The association, based in Stave Falls, trains dogs for children with disabilities, mainly autism, and is looking for five homes that will take a nine-week-old labradoodle puppy for a year and provide the first part of their training to become a service dog.
While the pups are all about just playing around right now, their training will start as soon as they get placed into a foster home.
Their trainers will put on a “service-dog-in-training” bib and take the pup to as many different environments as possible so the dogs get used to being out in public.
Exercise is part of the program, too, because the dogs need up to 40 minutes of exercise every day, although that can’t be in a dog park.
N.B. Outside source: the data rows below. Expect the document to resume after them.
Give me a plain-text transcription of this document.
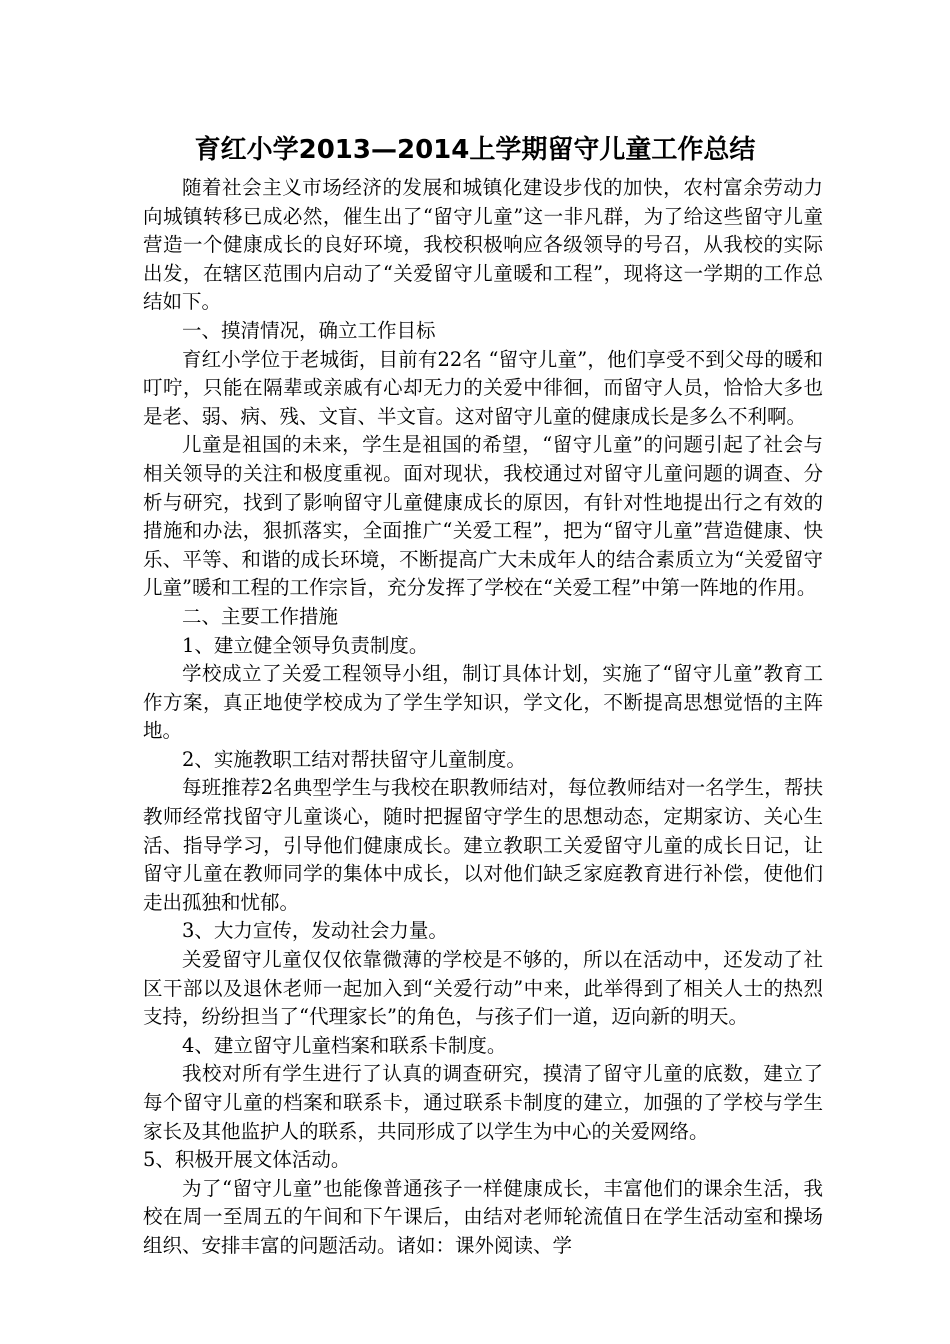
育红小学2013—2014上学期留守儿童工作总结

随着社会主义市场经济的发展和城镇化建设步伐的加快，农村富余劳动力向城镇转移已成必然，催生出了“留守儿童”这一非凡群，为了给这些留守儿童营造一个健康成长的良好环境，我校积极响应各级领导的号召，从我校的实际出发，在辖区范围内启动了“关爱留守儿童暖和工程”，现将这一学期的工作总结如下。

一、摸清情况，确立工作目标

育红小学位于老城街，目前有22名 “留守儿童”，他们享受不到父母的暖和叮咛，只能在隔辈或亲戚有心却无力的关爱中徘徊，而留守人员，恰恰大多也是老、弱、病、残、文盲、半文盲。这对留守儿童的健康成长是多么不利啊。

儿童是祖国的未来，学生是祖国的希望，“留守儿童”的问题引起了社会与相关领导的关注和极度重视。面对现状，我校通过对留守儿童问题的调查、分析与研究，找到了影响留守儿童健康成长的原因，有针对性地提出行之有效的措施和办法，狠抓落实，全面推广“关爱工程”，把为“留守儿童”营造健康、快乐、平等、和谐的成长环境，不断提高广大未成年人的结合素质立为“关爱留守儿童”暖和工程的工作宗旨，充分发挥了学校在“关爱工程”中第一阵地的作用。

二、主要工作措施

1、建立健全领导负责制度。

学校成立了关爱工程领导小组，制订具体计划，实施了“留守儿童”教育工作方案，真正地使学校成为了学生学知识，学文化，不断提高思想觉悟的主阵地。

2、实施教职工结对帮扶留守儿童制度。

每班推荐2名典型学生与我校在职教师结对，每位教师结对一名学生，帮扶教师经常找留守儿童谈心，随时把握留守学生的思想动态，定期家访、关心生活、指导学习，引导他们健康成长。建立教职工关爱留守儿童的成长日记，让留守儿童在教师同学的集体中成长，以对他们缺乏家庭教育进行补偿，使他们走出孤独和忧郁。

3、大力宣传，发动社会力量。

关爱留守儿童仅仅依靠微薄的学校是不够的，所以在活动中，还发动了社区干部以及退休老师一起加入到“关爱行动”中来，此举得到了相关人士的热烈支持，纷纷担当了“代理家长”的角色，与孩子们一道，迈向新的明天。

4、建立留守儿童档案和联系卡制度。

我校对所有学生进行了认真的调查研究，摸清了留守儿童的底数，建立了每个留守儿童的档案和联系卡，通过联系卡制度的建立，加强的了学校与学生家长及其他监护人的联系，共同形成了以学生为中心的关爱网络。

5、积极开展文体活动。

为了“留守儿童”也能像普通孩子一样健康成长，丰富他们的课余生活，我校在周一至周五的午间和下午课后，由结对老师轮流值日在学生活动室和操场组织、安排丰富的问题活动。诸如：课外阅读、学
The puppies are not allowed to visit public dog parks, nor run around off leash, unless they’re in a contained area. Daily training and attending free obedience classes for the duration of the puppy-raising period, are also part of the requirements.
Darlene McKeown, in Maple Ridge, is the first foster mom to step forward. She’ll be taking care of Bruno, a galloping, goofy puppy who’s already got one up on his litter mates by wearing a red collar.
She’d like to take him to work and on to SkyTrain as two early exercises. That requires contacting employers or groups where the dogs will show up so everyone is aware of the process.
McKeown isn’t worried about having to give up Bruno after a year. She wants to pass him on so that he’s able to do what he’ll be trained to do – help others.
“We’re in love with him. He’s so sweet, but we want to give him back.”
Marie Krzus, with Assistance Service Dogs, said homes for the other puppies, who’ve all had their shots, are still needed.
So far, since 2014, the association has placed seven service dogs for special needs children, with three of those in Maple Ridge.
Krzus adds that many families are looking for a temporary dog. For some, it works out to have a dog for just a year because it fits in with family plans.
Handing over the pooch after the one year of training is tough, but rewarding, and easier because families are prepared for the moment when they give up their friend.
They’re also able to keep in touch with their dog as he or she completes training and gets placed permanently.
“A lot of the families, this is what they’re looking for,” Krzus said.
Dogs with calm, confident personalities, usually Labradors or golden retrievers, make good assistance dogs.
“So far, they’re all showing signs of that.”
For instance, dogs that are used to a lot of contact can calm down kids who are experiencing sensory overload. She mentions one non-verbal autistic child who got paired up with an assistance dog, and within six months that child was starting to speak, despite years of previous speech therapy.
“It’s such a beautiful program and so rewarding for the applicant families and these foster families.”
After the five have been fostered out, there are more coming. The association has two breeding females and the other is expecting in weeks.
“Mid-June, there will be a whole other litter to go.”